A pure Go image processing engine would allow us to build pre-compiled binary versions of the go-iiif tools for specific platforms. That means you or your institution could download a copy of the software and start using it right away without having to contemplate phrases like “Just install {WORDS THAT SOUND LIKE GIBBERISH TO YOU}…”

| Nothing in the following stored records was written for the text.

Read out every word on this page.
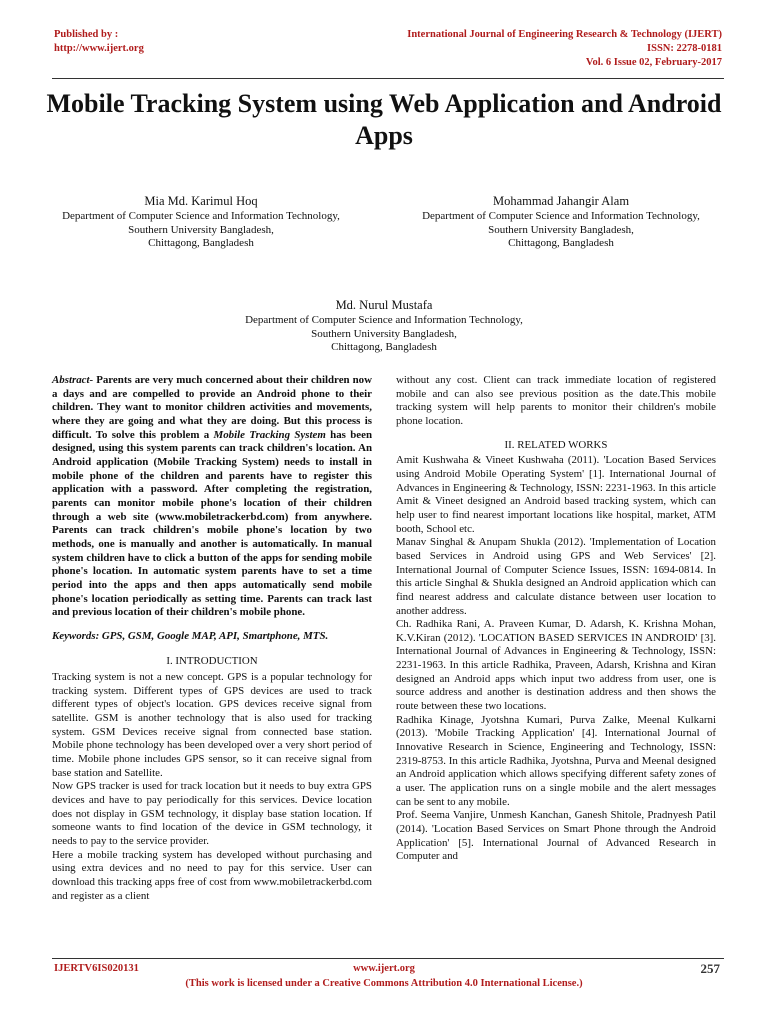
Published by :
http://www.ijert.org
International Journal of Engineering Research & Technology (IJERT)
ISSN: 2278-0181
Vol. 6 Issue 02, February-2017
Mobile Tracking System using Web Application and Android Apps
Mia Md. Karimul Hoq
Department of Computer Science and Information Technology,
Southern University Bangladesh,
Chittagong, Bangladesh
Mohammad Jahangir Alam
Department of Computer Science and Information Technology,
Southern University Bangladesh,
Chittagong, Bangladesh
Md. Nurul Mustafa
Department of Computer Science and Information Technology,
Southern University Bangladesh,
Chittagong, Bangladesh

Abstract- Parents are very much concerned about their children now a days and are compelled to provide an Android phone to their children. They want to monitor children activities and movements, where they are going and what they are doing. But this process is difficult. To solve this problem a Mobile Tracking System has been designed, using this system parents can track children's location. An Android application (Mobile Tracking System) needs to install in mobile phone of the children and parents have to register this application with a password. After completing the registration, parents can monitor mobile phone's location of their children through a web site (www.mobiletrackerbd.com) from anywhere. Parents can track children's mobile phone's location by two methods, one is manually and another is automatically. In manual system children have to click a button of the apps for sending mobile phone's location. In automatic system parents have to set a time period into the apps and then apps automatically send mobile phone's location periodically as setting time. Parents can track last and previous location of their children's mobile phone.

Keywords: GPS, GSM, Google MAP, API, Smartphone, MTS.

I. INTRODUCTION

Tracking system is not a new concept. GPS is a popular technology for tracking system. Different types of GPS devices are used to track different types of object's location. GPS devices receive signal from satellite. GSM is another technology that is also used for tracking system. GSM Devices receive signal from connected base station. Mobile phone technology has been developed over a very short period of time. Mobile phone includes GPS sensor, so it can receive signal from base station and Satellite.

Now GPS tracker is used for track location but it needs to buy extra GPS devices and have to pay periodically for this services. Device location does not display in GSM technology, it display base station location. If someone wants to find location of the device in GSM technology, it needs to pay to the service provider.

Here a mobile tracking system has developed without purchasing and using extra devices and no need to pay for this service. User can download this tracking apps free of cost from www.mobiletrackerbd.com and register as a client

without any cost. Client can track immediate location of registered mobile and can also see previous position as the date.This mobile tracking system will help parents to monitor their children's mobile phone location.

II. RELATED WORKS

Amit Kushwaha & Vineet Kushwaha (2011). 'Location Based Services using Android Mobile Operating System' [1]. International Journal of Advances in Engineering & Technology, ISSN: 2231-1963. In this article Amit & Vineet designed an Android based tracking system, which can help user to find nearest important locations like hospital, market, ATM booth, School etc.

Manav Singhal & Anupam Shukla (2012). 'Implementation of Location based Services in Android using GPS and Web Services' [2]. International Journal of Computer Science Issues, ISSN: 1694-0814. In this article Singhal & Shukla designed an Android application which can find nearest address and calculate distance between user location to another address.

Ch. Radhika Rani, A. Praveen Kumar, D. Adarsh, K. Krishna Mohan, K.V.Kiran (2012). 'LOCATION BASED SERVICES IN ANDROID' [3]. International Journal of Advances in Engineering & Technology, ISSN: 2231-1963. In this article Radhika, Praveen, Adarsh, Krishna and Kiran designed an Android apps which input two address from user, one is source address and another is destination address and then shows the route between these two locations.

Radhika Kinage, Jyotshna Kumari, Purva Zalke, Meenal Kulkarni (2013). 'Mobile Tracking Application' [4]. International Journal of Innovative Research in Science, Engineering and Technology, ISSN: 2319-8753. In this article Radhika, Jyotshna, Purva and Meenal designed an Android application which allows specifying different safety zones of a user. The application runs on a single mobile and the alert messages can be sent to any mobile.

Prof. Seema Vanjire, Unmesh Kanchan, Ganesh Shitole, Pradnyesh Patil (2014). 'Location Based Services on Smart Phone through the Android Application' [5]. International Journal of Advanced Research in Computer and

IJERTV6IS020131	www.ijert.org	257
(This work is licensed under a Creative Commons Attribution 4.0 International License.)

There is also the possibility of using a pure Go version of the iiif-tile-seed program as an Amazon Web Services Lambda function for quickly and cheaply pre-rendering tiled and zoomable images.

Thumbnails and color palettes of installation photos from the The Enduring Designs of Josef Frank exhibition

Thumbnails and color palettes of installation photos from the The Enduring Designs of Josef Frank exhibition. Photos by SFO Museum.

An ideal scenario is one where a museum could upload a set of full-sized images to a AWS S3 bucket, wait for Amazon’s computers to process each image with the iiif-tile-seed function and then find a new set of tiled images to download (along with a reasonable bill for services rendered) in a different S3 bucket.

That’s still not possible today but it should be. One day it will be.